With allegations of the commission of war crimes by Australian special forces in Afghanistan now appearing to be large scale, together with the emerging pattern of a policy of cover ups by special forces personnel at the scene of the crimes, Australia must ensure it conducts genuine and effective investigations, and where appropriate, prosecutions into all allegations of crimes.
If it fails to do so, Australian nationals may face investigation by the International Criminal Court (ICC) in The Hague.
Earlier this year, the appeals chamber of the ICC overturned a controversial decision by a lower chamber in 2019, and allowed the prosecutor to open an investigation into allegations of war crimes and crimes against humanity in Afghanistan.
This can include allegations of crimes committed by individuals in the US and other Western forces, Afghan forces, the Taliban and the CIA.

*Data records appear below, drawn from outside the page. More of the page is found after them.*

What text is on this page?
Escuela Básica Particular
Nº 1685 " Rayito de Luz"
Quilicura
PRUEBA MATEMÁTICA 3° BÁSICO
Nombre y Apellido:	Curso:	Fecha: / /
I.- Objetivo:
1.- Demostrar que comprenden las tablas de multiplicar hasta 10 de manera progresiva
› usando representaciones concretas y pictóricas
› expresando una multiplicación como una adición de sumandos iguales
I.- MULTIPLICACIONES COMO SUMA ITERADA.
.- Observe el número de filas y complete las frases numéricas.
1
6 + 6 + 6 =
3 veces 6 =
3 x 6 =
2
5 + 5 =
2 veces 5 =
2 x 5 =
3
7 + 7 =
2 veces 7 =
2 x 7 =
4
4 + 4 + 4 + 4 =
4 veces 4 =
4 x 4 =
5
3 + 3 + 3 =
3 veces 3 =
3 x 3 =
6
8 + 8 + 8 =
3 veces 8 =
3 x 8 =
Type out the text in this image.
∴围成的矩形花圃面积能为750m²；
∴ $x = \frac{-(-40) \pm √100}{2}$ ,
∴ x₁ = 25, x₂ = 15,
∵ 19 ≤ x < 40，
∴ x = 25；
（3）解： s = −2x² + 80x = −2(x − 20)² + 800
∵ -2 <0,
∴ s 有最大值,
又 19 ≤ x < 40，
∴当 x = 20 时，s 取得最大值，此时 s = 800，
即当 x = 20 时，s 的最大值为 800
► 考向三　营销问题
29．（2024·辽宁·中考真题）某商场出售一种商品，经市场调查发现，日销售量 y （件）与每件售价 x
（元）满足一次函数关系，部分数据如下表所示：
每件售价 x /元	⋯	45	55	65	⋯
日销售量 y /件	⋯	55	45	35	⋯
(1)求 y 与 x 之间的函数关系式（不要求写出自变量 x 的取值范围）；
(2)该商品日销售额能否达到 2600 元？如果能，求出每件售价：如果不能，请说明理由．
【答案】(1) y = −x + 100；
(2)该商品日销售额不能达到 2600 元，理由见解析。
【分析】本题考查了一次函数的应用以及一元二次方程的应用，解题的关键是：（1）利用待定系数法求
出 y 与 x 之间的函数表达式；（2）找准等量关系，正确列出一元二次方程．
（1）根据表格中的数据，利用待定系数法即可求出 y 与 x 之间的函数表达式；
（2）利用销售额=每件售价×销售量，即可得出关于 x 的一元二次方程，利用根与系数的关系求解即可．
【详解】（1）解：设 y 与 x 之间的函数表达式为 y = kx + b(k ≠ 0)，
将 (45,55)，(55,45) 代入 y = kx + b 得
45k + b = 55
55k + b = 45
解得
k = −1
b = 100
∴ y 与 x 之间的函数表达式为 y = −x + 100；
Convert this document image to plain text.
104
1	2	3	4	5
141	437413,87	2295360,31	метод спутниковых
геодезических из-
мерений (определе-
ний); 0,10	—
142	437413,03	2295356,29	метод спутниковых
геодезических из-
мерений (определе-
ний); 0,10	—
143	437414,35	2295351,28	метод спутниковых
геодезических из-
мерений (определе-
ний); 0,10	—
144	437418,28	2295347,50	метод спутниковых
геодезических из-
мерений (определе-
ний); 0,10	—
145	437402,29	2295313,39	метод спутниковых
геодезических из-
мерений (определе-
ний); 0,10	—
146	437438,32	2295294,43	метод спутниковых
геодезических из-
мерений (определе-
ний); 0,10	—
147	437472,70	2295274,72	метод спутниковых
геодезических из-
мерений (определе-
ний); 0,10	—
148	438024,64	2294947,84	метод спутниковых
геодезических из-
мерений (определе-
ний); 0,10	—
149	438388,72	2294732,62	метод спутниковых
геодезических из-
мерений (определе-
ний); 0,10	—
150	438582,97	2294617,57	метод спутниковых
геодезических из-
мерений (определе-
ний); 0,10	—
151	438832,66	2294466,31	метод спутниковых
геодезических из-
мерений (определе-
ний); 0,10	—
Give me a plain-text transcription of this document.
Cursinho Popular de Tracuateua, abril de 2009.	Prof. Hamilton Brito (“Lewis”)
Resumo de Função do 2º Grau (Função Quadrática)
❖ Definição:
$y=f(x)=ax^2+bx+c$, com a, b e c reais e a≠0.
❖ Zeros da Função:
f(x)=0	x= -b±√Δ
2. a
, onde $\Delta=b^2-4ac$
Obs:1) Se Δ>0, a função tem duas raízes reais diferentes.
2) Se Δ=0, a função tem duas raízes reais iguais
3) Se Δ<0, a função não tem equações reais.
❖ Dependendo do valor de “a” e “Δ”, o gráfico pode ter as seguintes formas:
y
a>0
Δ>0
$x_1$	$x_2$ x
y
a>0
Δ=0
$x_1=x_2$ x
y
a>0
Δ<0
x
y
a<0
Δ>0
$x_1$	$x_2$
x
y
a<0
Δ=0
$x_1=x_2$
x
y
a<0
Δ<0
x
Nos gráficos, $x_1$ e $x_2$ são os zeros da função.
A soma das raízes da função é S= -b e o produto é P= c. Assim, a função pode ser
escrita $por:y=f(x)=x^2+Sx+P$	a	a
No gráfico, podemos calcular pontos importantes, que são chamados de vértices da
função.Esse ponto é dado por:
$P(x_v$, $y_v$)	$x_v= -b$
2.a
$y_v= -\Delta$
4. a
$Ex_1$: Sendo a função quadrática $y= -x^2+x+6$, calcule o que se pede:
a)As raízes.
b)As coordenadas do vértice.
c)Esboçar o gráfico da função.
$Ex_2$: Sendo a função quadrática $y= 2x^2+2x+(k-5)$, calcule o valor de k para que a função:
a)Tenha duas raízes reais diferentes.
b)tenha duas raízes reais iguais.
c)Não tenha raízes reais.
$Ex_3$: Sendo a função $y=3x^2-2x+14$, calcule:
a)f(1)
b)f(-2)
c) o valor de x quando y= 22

The ICC, being a court of last resort, only steps in if it is shown that there has been a failure by national authorities to genuinely investigate and prosecute allegations of crimes. The US Trump administration responded angrily to the ICC decision and has threatened retribution against the court, the ICC’s prosecutor and key persons within her office.
In 2019 the Australian government emphasised the importance of national investigations and prosecutions, but Australia must show more action to give effect to these statements and should set up a permanent mechanism for the criminal investigation of international crimes.
The separate and ongoing inquiry by the Australian Defence Force Inspector-General is vital. It is investigating more than 55 separate incidents by special forces. However, the defence inquiry cannot initiate criminal investigations that lead to charges for prosecutions.
That role first lies with the Australian Federal Police (AFP).
It is encouraging that that the AFP travelled to Afghanistan last year to interview witnesses into a number of incidents under investigation. In addition, last month, the AFP sought pre-brief advice from the Commonwealth Director of Public Prosecutions and the advice of senior counsel, meaning we could see ground-breaking war crimes charges against individuals by the end of 2020.
Given the gravity and widescale commission of the crimes, the allegations should require the opening of structural investigations to determine patterns of criminality.
A specialist war crimes unit would act swiftly in such cases, and Australia does not have a dedicated and specialist team to investigate international crimes, unlike other countries in Europe, and the US and Canada.
Australia needs to establish a specialised investigations unit, whether it’s within the AFP or outside it, that is permanent, well-resourced and skilled. It should be proactive and provide minimum standards of transparency to the public who have a right to be informed about these matters, which can be done, where appropriate, without adverse impact on the investigations themselves.
Investigations and prosecutions of war crimes allegations are necessary for the accountability process. They are also a fundamental part of the healing process for the victims, their families, the Australian people, the defence force and the international community as a whole.
Failing to do so risks undermining efforts to prevent the commission of these crimes and entrenches the climate of impunity for the perpetrators. The war in Afghanistan has been devastating to the Afghan people with enormous loss and suffering and Afghan civilians continue to bear the brunt of the violence.
A more concerted and permanent response to investigate and prosecute all allegations of war crimes is needed.
Rawan Arraf is the principal lawyer and director of the Australian Centre for International Justice.